Nel vento il tuo corpo raggia infingardo

tra vetri squillanti stella solitaria

e il tuo passo roco non è più che il ritardo

delle rose nell’aria.

(Già colgono i neri fiori dell’Ade, in Avvento notturno, 1940)

 

I pontili deserti scavalcano le ondate,

anche il lupo di mare si fa cupo.

Che fai? Aggiungo olio alla lucerna,

tengo desta la stanza in cui mi trovo

all’oscuro di te e dei tuoi cari.

 

La brigata dispersa si raccoglie,

si conta dopo queste mareggiate.

Tu dove vai? ti spero in qualche porto…

L’uomo del faro esce con la barca,

scruta, perlustra, va verso l’aperto.

Il tempo·e il mare hanno di queste pause.

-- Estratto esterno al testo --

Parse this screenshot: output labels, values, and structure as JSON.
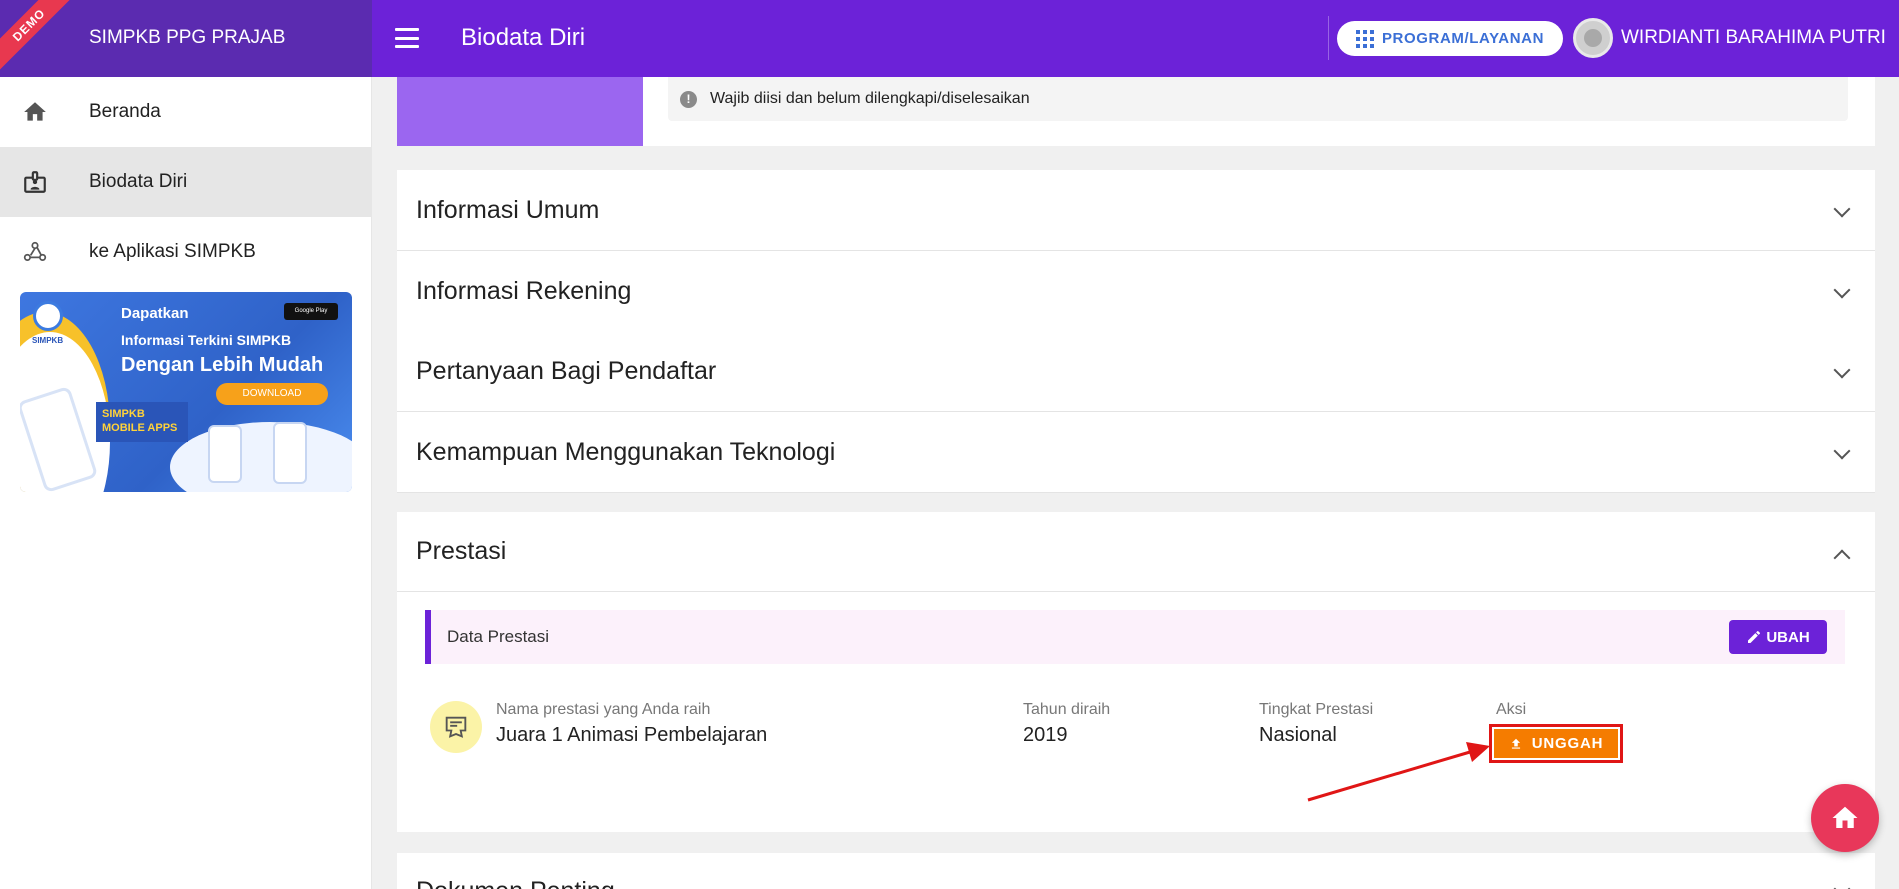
{
  "app": {
    "title": "SIMPKB PPG PRAJAB",
    "ribbon": "DEMO"
  },
  "header": {
    "page_title": "Biodata Diri",
    "program_button": "PROGRAM/LAYANAN",
    "user_name": "WIRDIANTI BARAHIMA PUTRI"
  },
  "sidebar": {
    "items": [
      {
        "label": "Beranda",
        "icon": "home-icon",
        "active": false
      },
      {
        "label": "Biodata Diri",
        "icon": "badge-icon",
        "active": true
      },
      {
        "label": "ke Aplikasi SIMPKB",
        "icon": "webhook-icon",
        "active": false
      }
    ],
    "banner": {
      "logo_text": "SIMPKB",
      "line1": "Dapatkan",
      "line2": "Informasi Terkini SIMPKB",
      "line3": "Dengan Lebih Mudah",
      "download": "DOWNLOAD",
      "mobile": "SIMPKB MOBILE APPS",
      "store": "Google Play"
    }
  },
  "notice": "Wajib diisi dan belum dilengkapi/diselesaikan",
  "panels": [
    {
      "title": "Informasi Umum"
    },
    {
      "title": "Informasi Rekening"
    },
    {
      "title": "Pertanyaan Bagi Pendaftar"
    },
    {
      "title": "Kemampuan Menggunakan Teknologi"
    }
  ],
  "prestasi": {
    "title": "Prestasi",
    "bar_label": "Data Prestasi",
    "edit_button": "UBAH",
    "columns": {
      "name": "Nama prestasi yang Anda raih",
      "year": "Tahun diraih",
      "level": "Tingkat Prestasi",
      "action": "Aksi"
    },
    "row": {
      "name": "Juara 1 Animasi Pembelajaran",
      "year": "2019",
      "level": "Nasional"
    },
    "upload_button": "UNGGAH"
  },
  "next_panel": "Dokumen Penting",
  "colors": {
    "primary": "#6c22d8",
    "accent": "#f57c00",
    "highlight": "#e01616",
    "fab": "#e8375a"
  }
}
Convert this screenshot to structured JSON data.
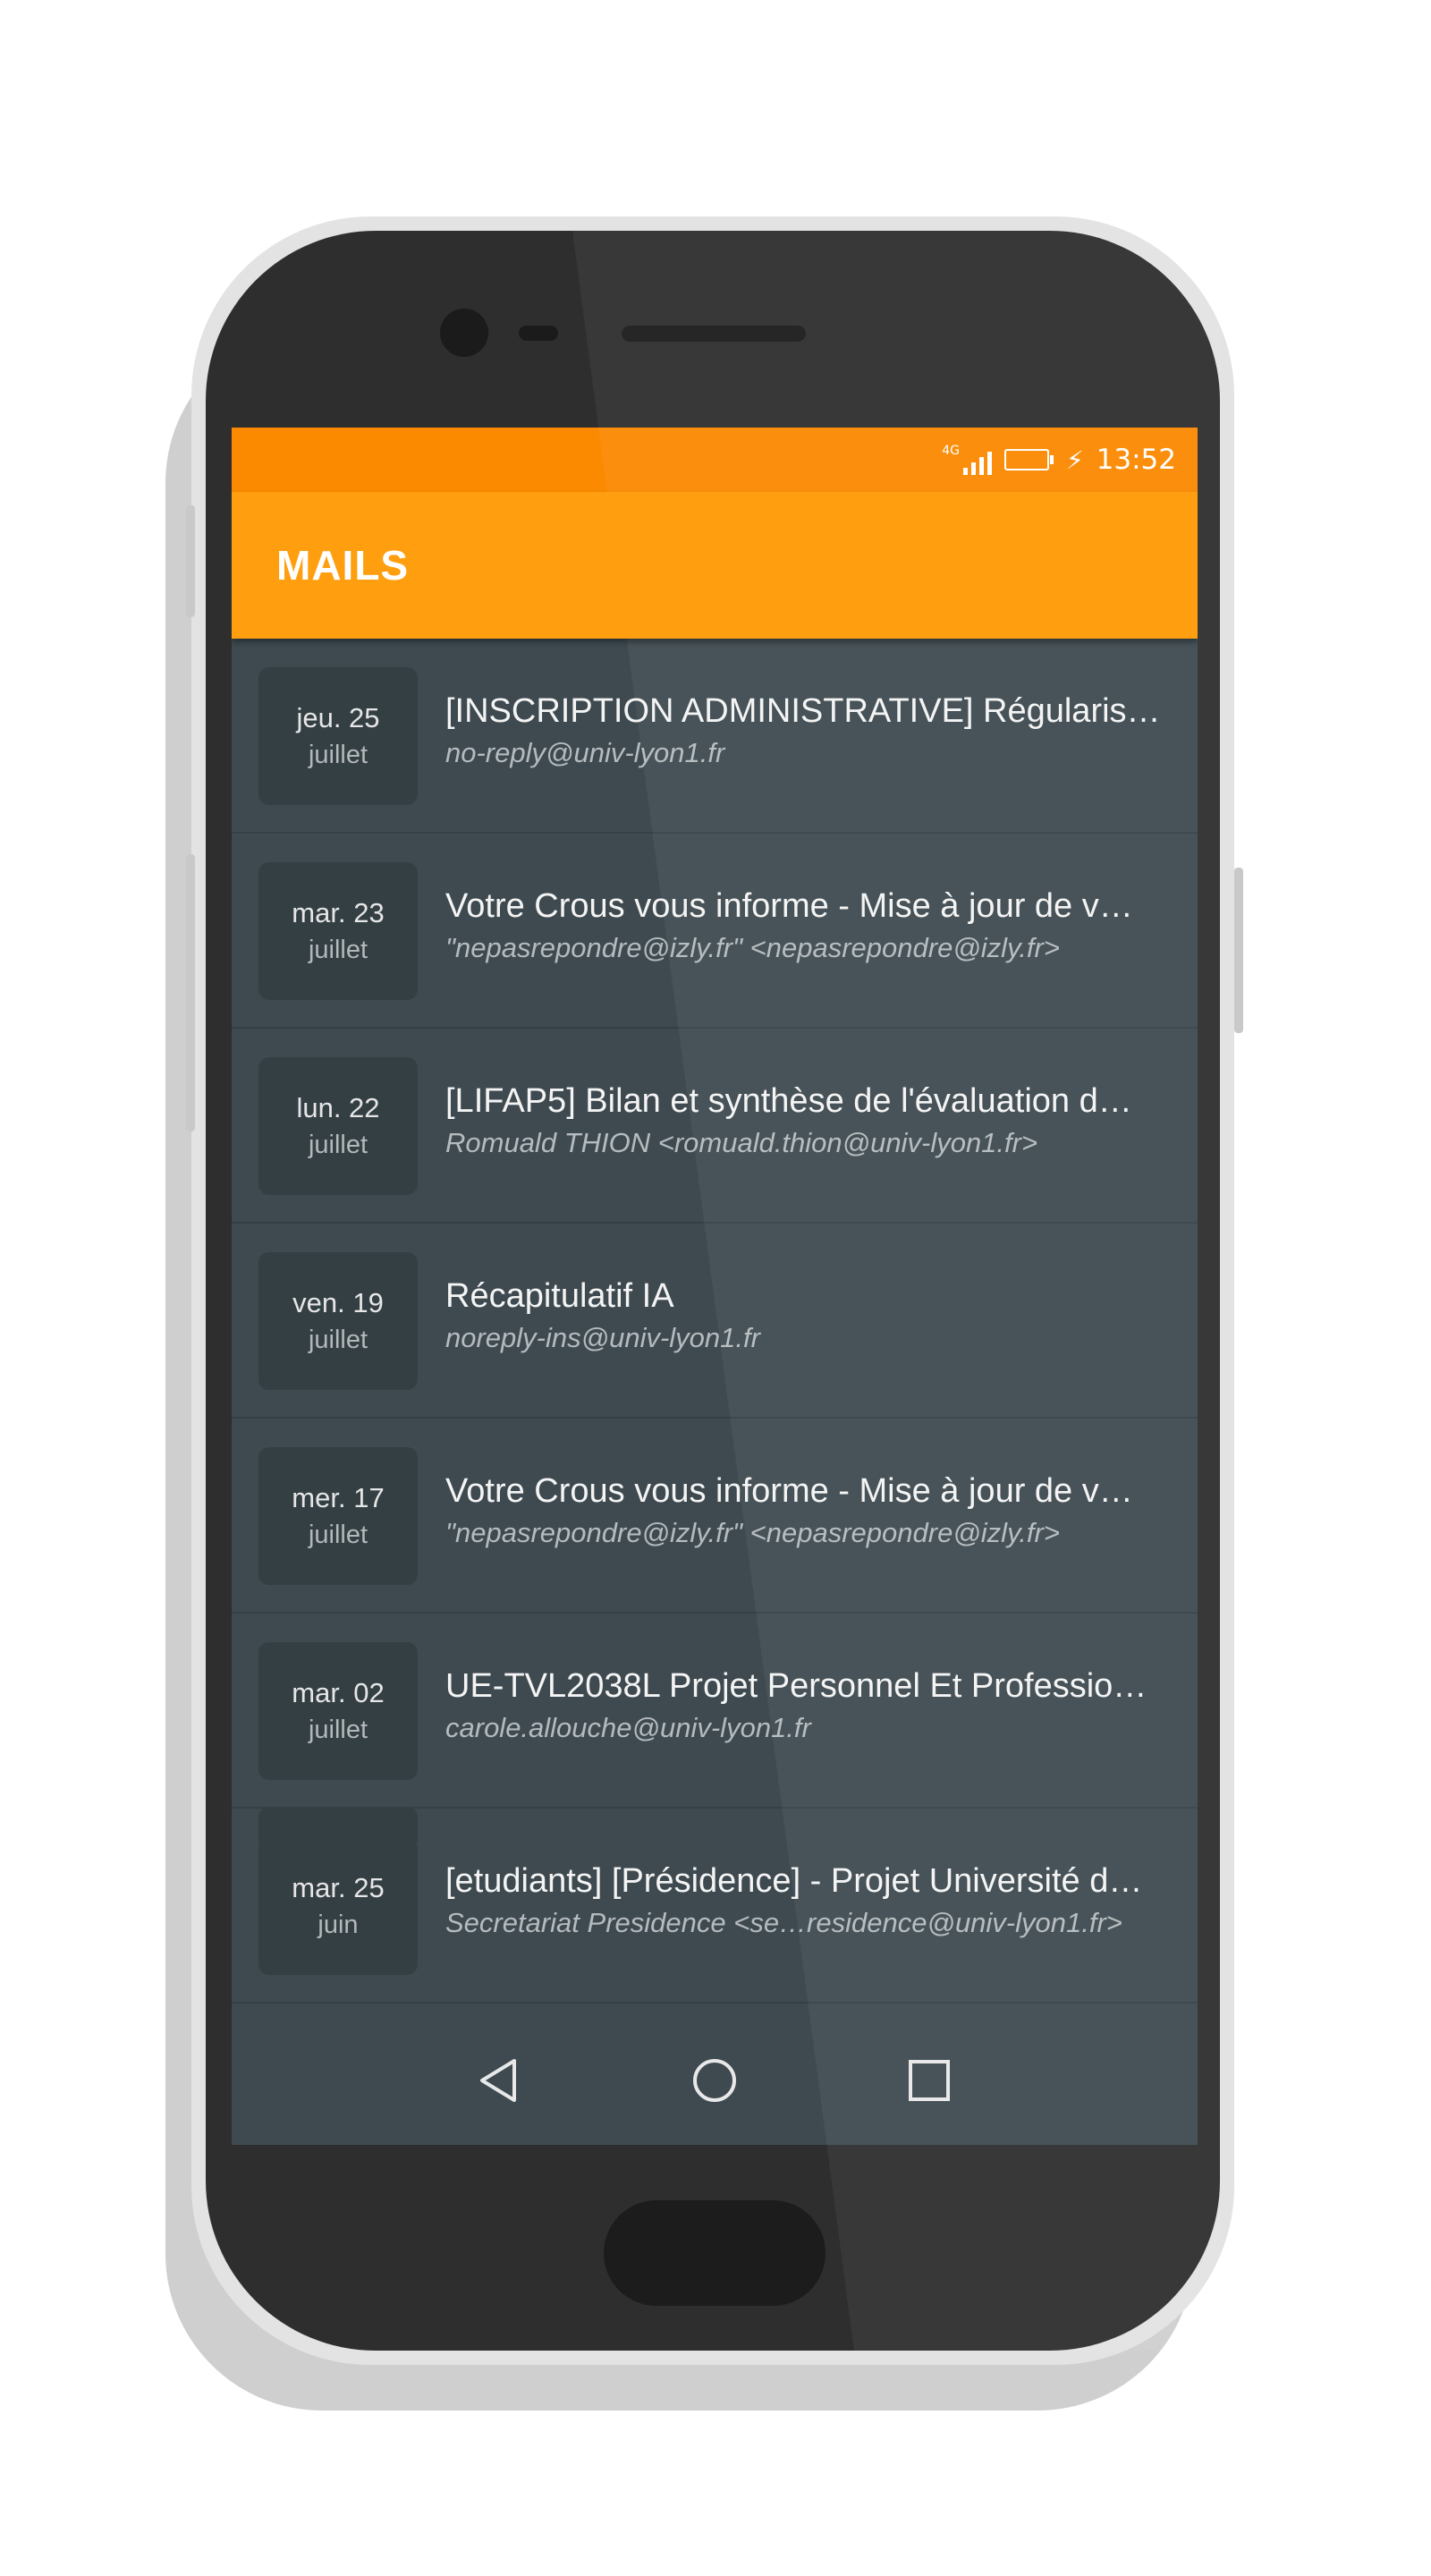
{
  "status_bar": {
    "network_label": "4G",
    "time": "13:52",
    "icons": [
      "signal-icon",
      "battery-icon",
      "charging-bolt-icon"
    ]
  },
  "app_bar": {
    "title": "MAILS"
  },
  "mails": [
    {
      "day": "jeu. 25",
      "month": "juillet",
      "subject": "[INSCRIPTION ADMINISTRATIVE] Régularis…",
      "sender": "no-reply@univ-lyon1.fr"
    },
    {
      "day": "mar. 23",
      "month": "juillet",
      "subject": "Votre Crous vous informe - Mise à jour de v…",
      "sender": "\"nepasrepondre@izly.fr\" <nepasrepondre@izly.fr>"
    },
    {
      "day": "lun. 22",
      "month": "juillet",
      "subject": "[LIFAP5] Bilan et synthèse de l'évaluation d…",
      "sender": "Romuald THION <romuald.thion@univ-lyon1.fr>"
    },
    {
      "day": "ven. 19",
      "month": "juillet",
      "subject": "Récapitulatif IA",
      "sender": "noreply-ins@univ-lyon1.fr"
    },
    {
      "day": "mer. 17",
      "month": "juillet",
      "subject": "Votre Crous vous informe - Mise à jour de v…",
      "sender": "\"nepasrepondre@izly.fr\" <nepasrepondre@izly.fr>"
    },
    {
      "day": "mar. 02",
      "month": "juillet",
      "subject": "UE-TVL2038L Projet Personnel Et Professio…",
      "sender": "carole.allouche@univ-lyon1.fr"
    },
    {
      "day": "mar. 25",
      "month": "juin",
      "subject": "[etudiants] [Présidence] - Projet Université d…",
      "sender": "Secretariat Presidence <se…residence@univ-lyon1.fr>"
    }
  ],
  "nav_bar": {
    "icons": [
      "back-icon",
      "home-icon",
      "recent-apps-icon"
    ]
  },
  "colors": {
    "status_bar": "#fb8a00",
    "app_bar": "#ff9e0e",
    "list_background": "#3e4a50",
    "date_box": "#343f44"
  }
}
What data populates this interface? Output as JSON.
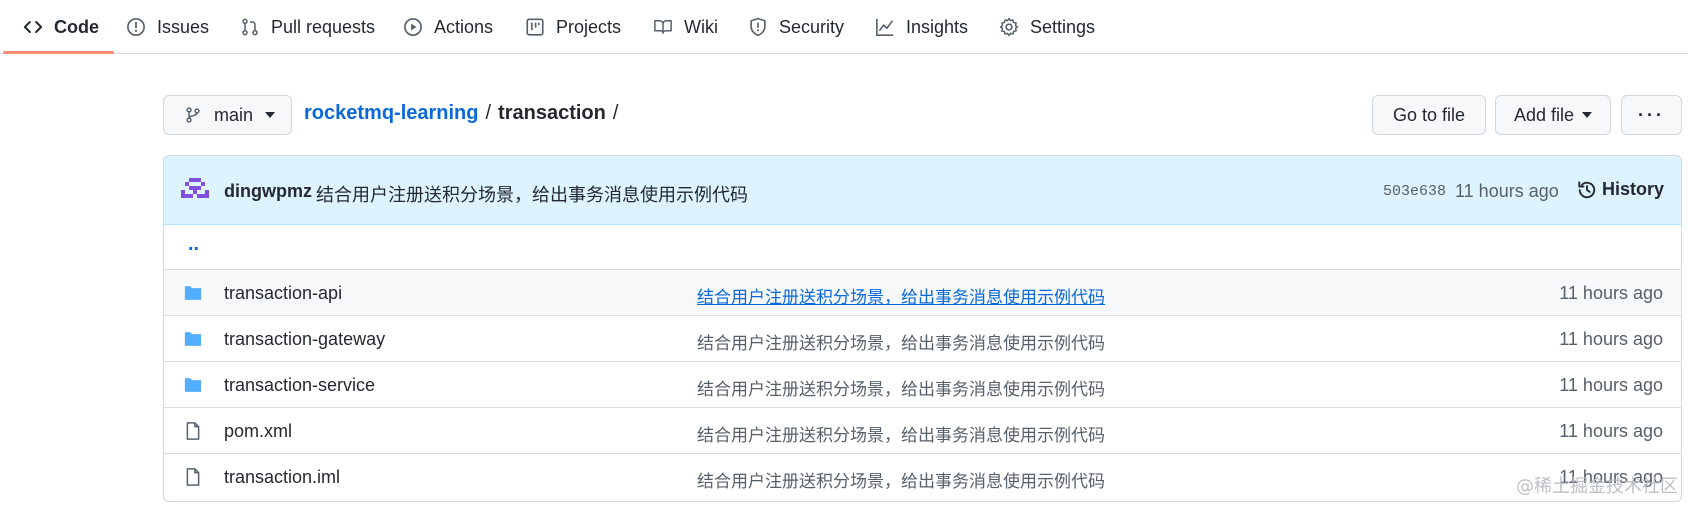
{
  "nav": {
    "tabs": [
      {
        "label": "Code",
        "icon": "code-icon",
        "active": true
      },
      {
        "label": "Issues",
        "icon": "issue-icon"
      },
      {
        "label": "Pull requests",
        "icon": "pull-request-icon"
      },
      {
        "label": "Actions",
        "icon": "play-icon"
      },
      {
        "label": "Projects",
        "icon": "table-icon"
      },
      {
        "label": "Wiki",
        "icon": "book-icon"
      },
      {
        "label": "Security",
        "icon": "shield-icon"
      },
      {
        "label": "Insights",
        "icon": "graph-icon"
      },
      {
        "label": "Settings",
        "icon": "gear-icon"
      }
    ],
    "active_underline_color": "#fd8c73"
  },
  "branch": {
    "name": "main"
  },
  "breadcrumb": {
    "repo": "rocketmq-learning",
    "sep1": "/",
    "current": "transaction",
    "sep2": "/"
  },
  "actions": {
    "go_to_file": "Go to file",
    "add_file": "Add file",
    "more": "···"
  },
  "commit": {
    "author": "dingwpmz",
    "message": "结合用户注册送积分场景，给出事务消息使用示例代码",
    "sha": "503e638",
    "time": "11 hours ago",
    "history_label": "History"
  },
  "parent_dir": "..",
  "files": [
    {
      "name": "transaction-api",
      "type": "folder",
      "message": "结合用户注册送积分场景，给出事务消息使用示例代码",
      "time": "11 hours ago"
    },
    {
      "name": "transaction-gateway",
      "type": "folder",
      "message": "结合用户注册送积分场景，给出事务消息使用示例代码",
      "time": "11 hours ago"
    },
    {
      "name": "transaction-service",
      "type": "folder",
      "message": "结合用户注册送积分场景，给出事务消息使用示例代码",
      "time": "11 hours ago"
    },
    {
      "name": "pom.xml",
      "type": "file",
      "message": "结合用户注册送积分场景，给出事务消息使用示例代码",
      "time": "11 hours ago"
    },
    {
      "name": "transaction.iml",
      "type": "file",
      "message": "结合用户注册送积分场景，给出事务消息使用示例代码",
      "time": "11 hours ago"
    }
  ],
  "watermark": "@稀土掘金技术社区",
  "colors": {
    "link": "#0969da",
    "folder": "#54aeff",
    "commit_bg": "#ddf4ff",
    "text_muted": "#57606a"
  }
}
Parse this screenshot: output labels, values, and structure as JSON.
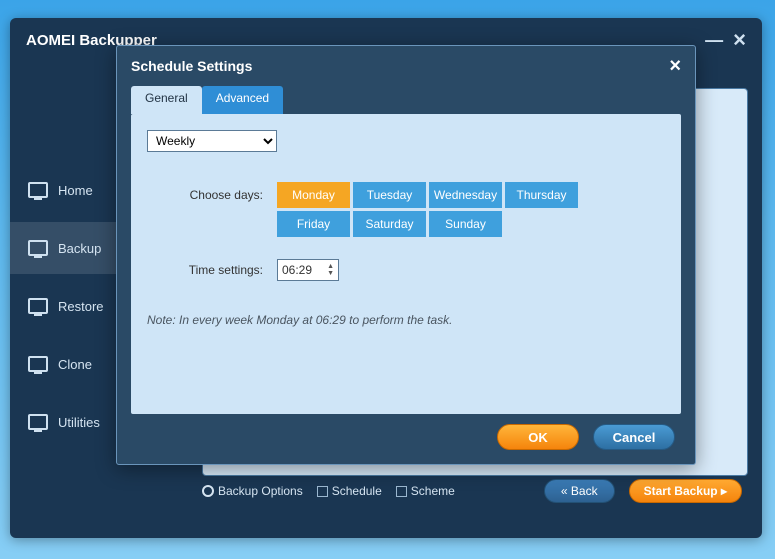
{
  "main": {
    "title": "AOMEI Backupper"
  },
  "sidebar": {
    "items": [
      {
        "label": "Home"
      },
      {
        "label": "Backup"
      },
      {
        "label": "Restore"
      },
      {
        "label": "Clone"
      },
      {
        "label": "Utilities"
      }
    ]
  },
  "footer": {
    "backup_options": "Backup Options",
    "schedule": "Schedule",
    "scheme": "Scheme",
    "back": "«  Back",
    "start": "Start Backup ▸"
  },
  "dialog": {
    "title": "Schedule Settings",
    "tabs": {
      "general": "General",
      "advanced": "Advanced"
    },
    "frequency": "Weekly",
    "choose_days_label": "Choose days:",
    "days": [
      "Monday",
      "Tuesday",
      "Wednesday",
      "Thursday",
      "Friday",
      "Saturday",
      "Sunday"
    ],
    "selected_day": "Monday",
    "time_label": "Time settings:",
    "time_value": "06:29",
    "note": "Note: In every week Monday at 06:29 to perform the task.",
    "ok": "OK",
    "cancel": "Cancel"
  }
}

(Sulla riva, in Onore del vero, 1957)

 

C’era, si, c’era – ma come ritrovarlo

quello spirito nella lingua

quel fuoco nella materia.

Chi elimina la melma, chi cancella la contumelia?

Sepolto nelle rocce,

rocce dentro montagne

di buio e grevità –

così quasi si estingue,

così cova l’incendio

l’immemorabile evangelio…

(da Dizione, in Per il Battesimo dei nostri frammenti, 1985)

 

Non tutto, molto

però, anima, materia,

si riprende

il tempo nella sua fucina, a nuove

necessitudini lo lima.

Qualcosa nondimeno

rimane a se medesimo,

non muore, non declina…

si eppure a quale fine – anela

il grande anelito –

se in altro non tracima?

Oh lo farà,

niente, solo l’inferno

è al bando del mutamento,

murato nell’immobilità.

Niente, questo lo sa.

(da Estudiant II peregrinazioni, memorie, in Viaggio terrestre e celeste di S. Martini, 1994)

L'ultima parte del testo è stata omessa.